El perro echó a caminar y ella hizo lo mismo. A C.J. no le quedó otra opción que imitarlos.

– Estaba bromeando -murmuró, tras rodearle los hombros con un brazo-. Maldita sea, veo lo suficiente como para llegar hasta la casa.

– En ese caso, seguramente también estabas bromeando en lo de caer enferma de resfriado. ¿Acaso no sabes que los resfriados no se producen por estar mojado sino por los gérmenes?

– ¿De verdad, doctora Brown?

– Así es. Y no seas sarcástico.

– Bueno. No voy a discutir con una mujer que me ha arrojado a un estanque.

– ¡Oh, Dios, C.J! Lo siento tanto… No sé…

– No empieces otra vez con eso. Sólo quiero saber una cosa. ¿Cómo lo hiciste? Es decir, ¿donde aprendió alguien que parece…? -se interrumpió. Las imágenes de princesa de cuento de hadas volvieron a adueñársele del pensamiento-. ¿Dónde aprendiste a moverte así?
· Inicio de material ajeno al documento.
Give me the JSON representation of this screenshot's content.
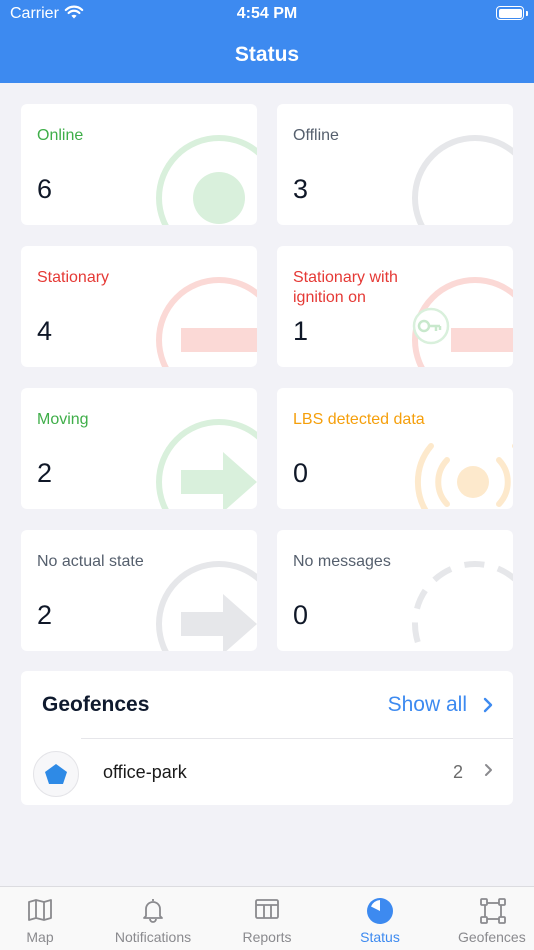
{
  "status_bar": {
    "carrier": "Carrier",
    "time": "4:54 PM"
  },
  "header": {
    "title": "Status"
  },
  "cards": [
    {
      "label": "Online",
      "count": "6",
      "color": "#3fae49"
    },
    {
      "label": "Offline",
      "count": "3",
      "color": "#555f6d"
    },
    {
      "label": "Stationary",
      "count": "4",
      "color": "#e53935"
    },
    {
      "label": "Stationary with ignition on",
      "count": "1",
      "color": "#e53935"
    },
    {
      "label": "Moving",
      "count": "2",
      "color": "#3fae49"
    },
    {
      "label": "LBS detected data",
      "count": "0",
      "color": "#f59f0b"
    },
    {
      "label": "No actual state",
      "count": "2",
      "color": "#555f6d"
    },
    {
      "label": "No messages",
      "count": "0",
      "color": "#555f6d"
    }
  ],
  "geofences": {
    "title": "Geofences",
    "show_all": "Show all",
    "items": [
      {
        "name": "office-park",
        "count": "2",
        "icon": "pentagon-icon"
      }
    ]
  },
  "tabbar": {
    "tabs": [
      {
        "label": "Map",
        "icon": "map-icon"
      },
      {
        "label": "Notifications",
        "icon": "bell-icon"
      },
      {
        "label": "Reports",
        "icon": "table-icon"
      },
      {
        "label": "Status",
        "icon": "pie-chart-icon",
        "active": true
      },
      {
        "label": "Geofences",
        "icon": "geofence-icon"
      }
    ]
  },
  "colors": {
    "accent": "#3d8af0",
    "online": "#3fae49",
    "stationary": "#e53935",
    "lbs": "#f59f0b"
  }
}
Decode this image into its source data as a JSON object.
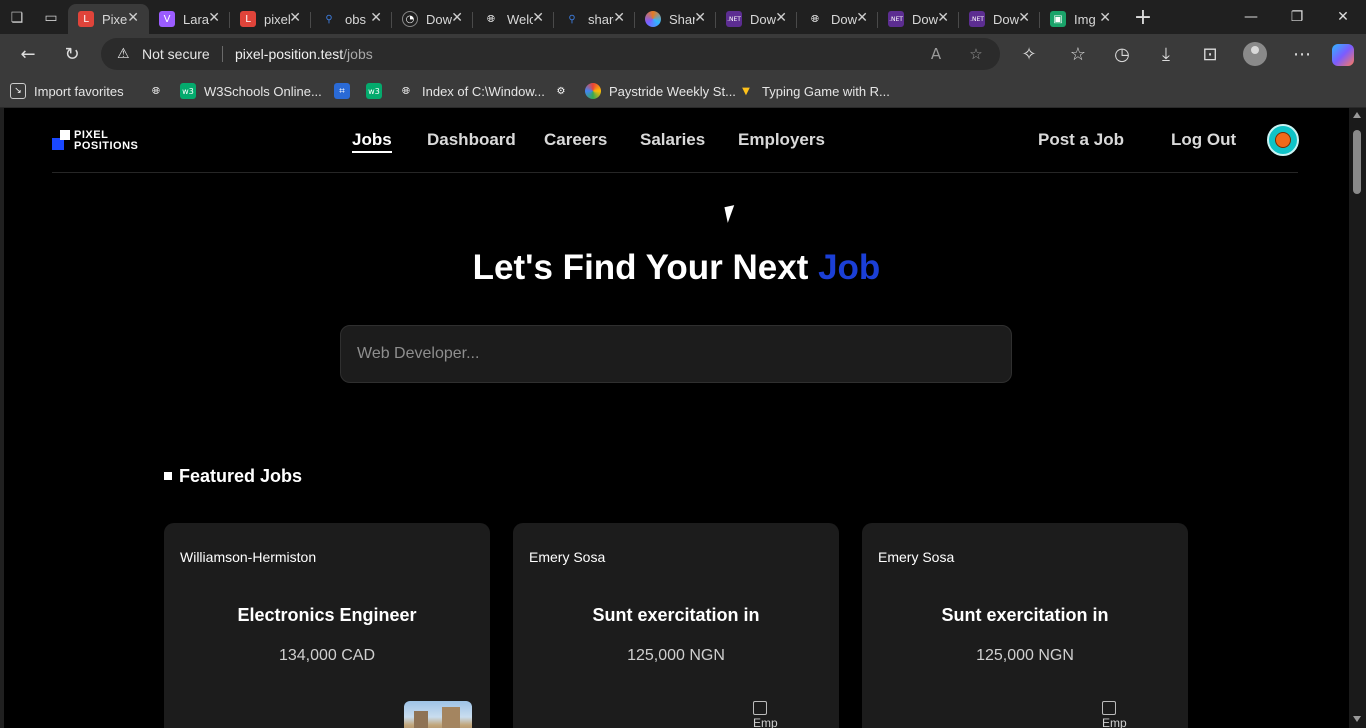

– Oh, no tiene ningún mérito. He dado clases de defensa personal. En mi trabajo, es poco más o menos una necesidad, dado que tratamos con personas muy violentas. Y como a mí no me gustan las pistolas…

– Pues me habías engañado -replicó él, recordando cómo lo había apuntado ella precisamente con una.

– Oh, C.J., créeme…

– ¡Pero si me apuntaste con una! ¡Me secuestraste! Me apuntaste con una pistola cargada. ¿Te has parado a pensar cómo se siente una persona cuando la apuntan con una pistola? ¡Te aseguro que hubiera preferido que no me ocurriera algo así!

– Tienes todo el derecho del mundo a estar enfadado conmigo -suspiró ella, mientras caminaban-. Jamás te habría disparado, ¿sabes? Sólo he ido armada en esa ocasión y fue por Vasily porque sabía lo peligroso que era. Ahora, me arrepiento de ello y desearía no haberlo hecho, pero… Lo único que puedo decir es que, en aquel momento, me pareció lo mejor.

– En eso sí que te entiendo -replicó él-. No hago más que repetirme lo mismo cuando pienso en que os entregué a la policía. En su momento, me pareció lo mejor. Parece que los dos nos equivocamos.

Caitlyn no respondió. Siguieron caminando en silencio, ya los dos solos. Como las luces de la casa ya se adivinaban en la distancia, Bubba parecía haber decidido que ya había cumplido con su misión.

Los escalofríos aún convulsionaban el cuerpo de Caitlyn de vez en cuando. Tal vez fuera por la oscuridad, que la convertía en una presencia sin rostro, pero C.J. ya no pensaba en lo hermosa que era, sino en lo humana que resultaba.

En algún momento del camino, ella le había deslizado el brazo alrededor de la cintura y en aquel momento, llevaba los dedos enganchados en las trabillas del pantalón. C.J. pensó en lo agradablemente que encajaba contra su cuerpo y justo en aquel momento, comprendió lo mucho que la deseaba. Fue una sensación tan intensa que le pareció que llevaba haciéndolo mucho tiempo.